The management of default configuration in Edustudio is implemented by class variable, i.e. a dictionary object called default_config.

Templates usually introduce new features through inheritance, and these new features may require corresponding configurations, so the default configuration we provide is inheritable.

Example

The inheritance example of data template is illustrated as follows. We present an example in the data preparation procedure. There are three data template classes (DataTPLs) that inherit from each other: BaseDataTPL, GeneralDataTPL, and EduDataTPL. If users specify current DataTPL is EduDataTPL, the eventual default_config of data preparation procedure is a merger of default_cfg of three templates. When a configuration conflict is encountered, the default_config of subclass template takes precedence over that of parent class templates. As a result, other configuration portals (i.e, configuration file, parameter dictionary, and command line) can only specify parameters that are confined within the default configuration. The advantage of the inheritable design is that it facilitates the reader to locate the numerous hyperparameters.

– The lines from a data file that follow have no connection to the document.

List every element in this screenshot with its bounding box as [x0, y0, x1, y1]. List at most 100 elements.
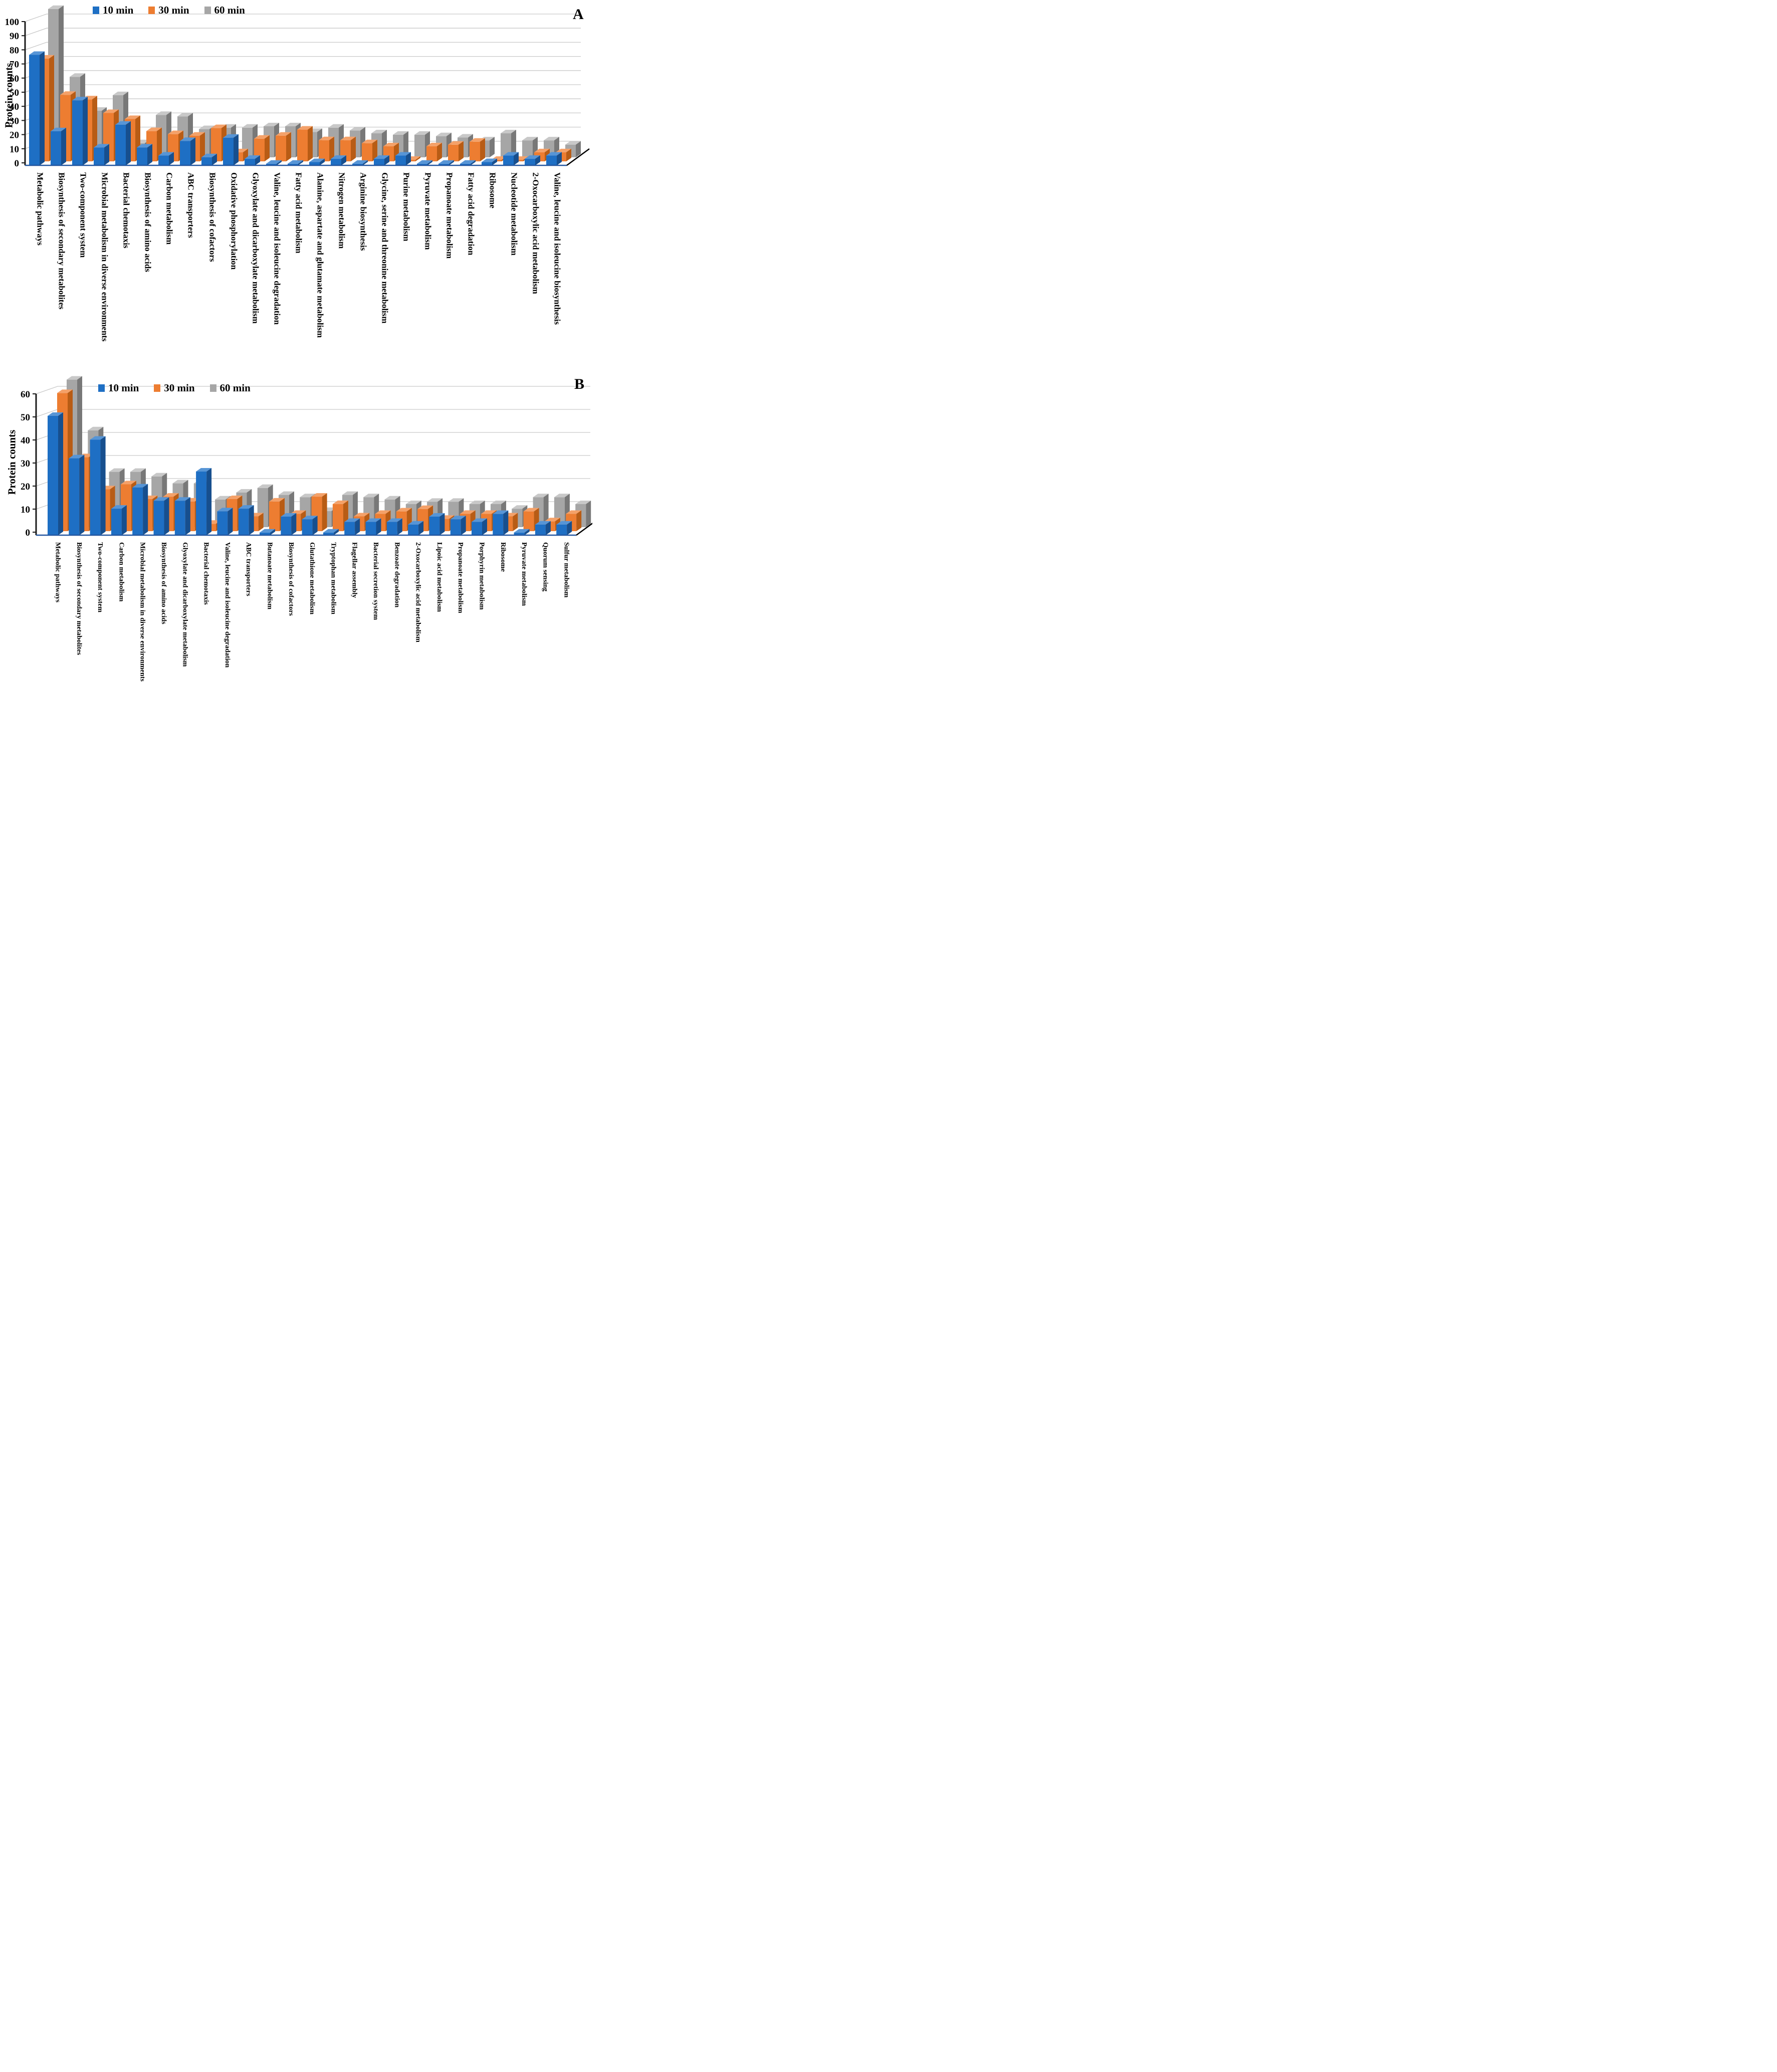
bar-10-min	[174, 497, 190, 535]
legend-label: 60 min	[214, 4, 245, 16]
bar-group	[115, 115, 150, 165]
bar-30-min	[276, 132, 291, 161]
grid-line	[25, 56, 581, 65]
category-label: Arginine biosynthesis	[359, 172, 368, 251]
bar-30-min	[426, 142, 442, 161]
bar-10-min	[429, 513, 445, 535]
bar-group	[503, 137, 538, 165]
bar-10-min	[302, 516, 318, 535]
category-label: 2-Oxocarboxylic acid metabolism	[414, 542, 422, 642]
bar-10-min	[472, 518, 487, 535]
y-tick-label: 0	[26, 528, 31, 538]
legend-label: 60 min	[219, 382, 251, 394]
category-label: Benzoate degradation	[393, 542, 400, 607]
category-label: Propanoate metabolism	[445, 172, 455, 259]
category-label: Biosynthesis of amino acids	[160, 542, 167, 624]
bar-10-min	[344, 518, 360, 535]
bar-10-min	[450, 516, 466, 535]
floor-edge	[566, 148, 590, 166]
bar-group	[514, 494, 549, 535]
panel-label-b: B	[574, 376, 585, 392]
bar-group	[460, 137, 495, 165]
bar-30-min	[297, 126, 313, 161]
grid-line	[36, 386, 590, 394]
category-label: Fatty acid degradation	[467, 172, 476, 256]
y-tick-label: 20	[21, 482, 30, 492]
grid-line	[25, 98, 581, 107]
bar-group	[374, 131, 408, 165]
category-label: Ribosome	[488, 172, 498, 208]
bar-10-min	[223, 134, 239, 165]
category-label: ABC transporters	[245, 542, 252, 596]
bar-10-min	[180, 137, 195, 165]
bar-10-min	[29, 51, 45, 165]
category-label: Glutathione metabolism	[308, 542, 316, 615]
bar-10-min	[201, 153, 217, 165]
panel-label-a: A	[573, 6, 584, 23]
bar-10-min	[111, 505, 127, 535]
y-tick-label: 40	[21, 435, 30, 446]
bar-10-min	[238, 505, 254, 535]
y-axis-title-b: Protein counts	[6, 429, 18, 495]
grid-line	[36, 409, 590, 417]
floor-edge	[576, 522, 592, 536]
legend-label: 10 min	[108, 382, 139, 394]
y-tick-label: 10	[10, 144, 19, 155]
bar-10-min	[374, 155, 389, 165]
y-tick-label: 90	[10, 31, 19, 42]
bar-10-min	[196, 468, 212, 535]
legend-a: 10 min 30 min 60 min	[93, 4, 245, 17]
bar-10-min	[137, 144, 152, 165]
category-label: Valine, leucine and isoleucine degradati…	[224, 542, 231, 668]
bar-10-min	[395, 152, 411, 165]
category-label: Biosynthesis of cofactors	[208, 172, 217, 262]
y-tick-label: 40	[10, 102, 19, 112]
category-label: Carbon metabolism	[165, 172, 174, 245]
category-label: Quorum sensing	[541, 542, 549, 591]
bar-10-min	[323, 529, 339, 535]
legend-swatch-30-min	[148, 7, 155, 14]
bar-10-min	[281, 513, 297, 535]
legend-item: 10 min	[98, 382, 139, 394]
category-label: Porphyrin metabolism	[478, 542, 486, 610]
bar-10-min	[514, 529, 530, 535]
legend-swatch-10-min	[93, 7, 99, 14]
bar-10-min	[365, 518, 381, 535]
y-tick-label: 20	[10, 130, 19, 141]
category-label: Glycine, serine and threonine metabolism	[380, 172, 390, 323]
category-label: Propanoate metabolism	[457, 542, 464, 613]
y-tick-label: 0	[15, 158, 20, 169]
grid-line	[36, 432, 590, 440]
category-label: Metabolic pathways	[54, 542, 62, 603]
legend-swatch-10-min	[98, 384, 105, 392]
bar-10-min	[386, 518, 402, 535]
bar-10-min	[153, 497, 169, 535]
legend-swatch-30-min	[154, 384, 161, 392]
bar-10-min	[556, 521, 572, 535]
legend-swatch-60-min	[209, 384, 216, 392]
bar-10-min	[417, 160, 432, 165]
chart-b-plot: 0 10 20 30 40 50 60 Metabolic pathways Biosynthe…	[21, 376, 592, 681]
legend-swatch-60-min	[204, 7, 211, 14]
bar-10-min	[460, 160, 476, 165]
legend-label: 30 min	[164, 382, 195, 394]
y-tick-label: 60	[21, 389, 30, 400]
category-label: ABC transporters	[186, 172, 196, 238]
category-label: Nucleotide metabolism	[510, 172, 519, 256]
category-label: Bacterial chemotaxis	[122, 172, 131, 249]
bar-group	[395, 131, 430, 165]
bar-group	[29, 5, 64, 165]
panel-b: 0 10 20 30 40 50 60 Metabolic pathways Biosynthe…	[0, 372, 592, 690]
bar-60-min	[501, 130, 516, 157]
category-label: Metabolic pathways	[36, 172, 45, 246]
y-tick-label: 50	[21, 412, 30, 423]
bar-group	[309, 124, 344, 165]
category-label: Bacterial chemotaxis	[202, 542, 210, 605]
bar-10-min	[408, 521, 424, 535]
bar-30-min	[448, 141, 464, 161]
legend-item: 60 min	[204, 4, 245, 17]
category-label: Alanine, aspartate and glutamate metabol…	[316, 172, 325, 338]
category-label: Tryptophan metabolism	[329, 542, 337, 614]
grid-line	[25, 14, 581, 22]
bar-60-min	[414, 131, 430, 157]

class BaseDataTPL(Dataset):
    default_cfg = {'seed': 2023}


class GeneralDataTPL(BaseDataTPL):
    default_cfg = {
        'seperator': ',',
        'n_folds': 1,
        'is_dataset_divided': False,
        'is_save_cache': False,
        'cache_id': 'cache_default',
        'load_data_from': 'middata', # ['rawdata', 'middata', 'cachedata']
        'inter_exclude_feat_names': (),
        'raw2mid_op': None, 
        'mid2cache_op_seq': []
    }


class EduDataTPL(GeneralDataTPL):
    default_cfg = {
        'exer_exclude_feat_names': (),
        'stu_exclude_feat_names': (),
    }

If the currently specified data template is EduDataTPL, then the framework will get the final default_cfg through API get_default_cfg, which would be:

default_cfg = {
    'exer_exclude_feat_names': (),
    'stu_exclude_feat_names': (),
    'seperator': ',',
    'n_folds': 1,
    'is_dataset_divided': False,
    'is_save_cache': False,
    'cache_id': 'cache_default',
    'load_data_from': 'middata', # ['rawdata', 'middata', 'cachedata']
    'inter_exclude_feat_names': (),
    'raw2mid_op': None, 
    'mid2cache_op_seq': [],
    'seed': 2023
}

The final default_cfg follows two rules:

  • The subclass would incorporate the default_cfg of all parent classes.

  • When a conflict happened for the same key, the subclass would dominate the priority.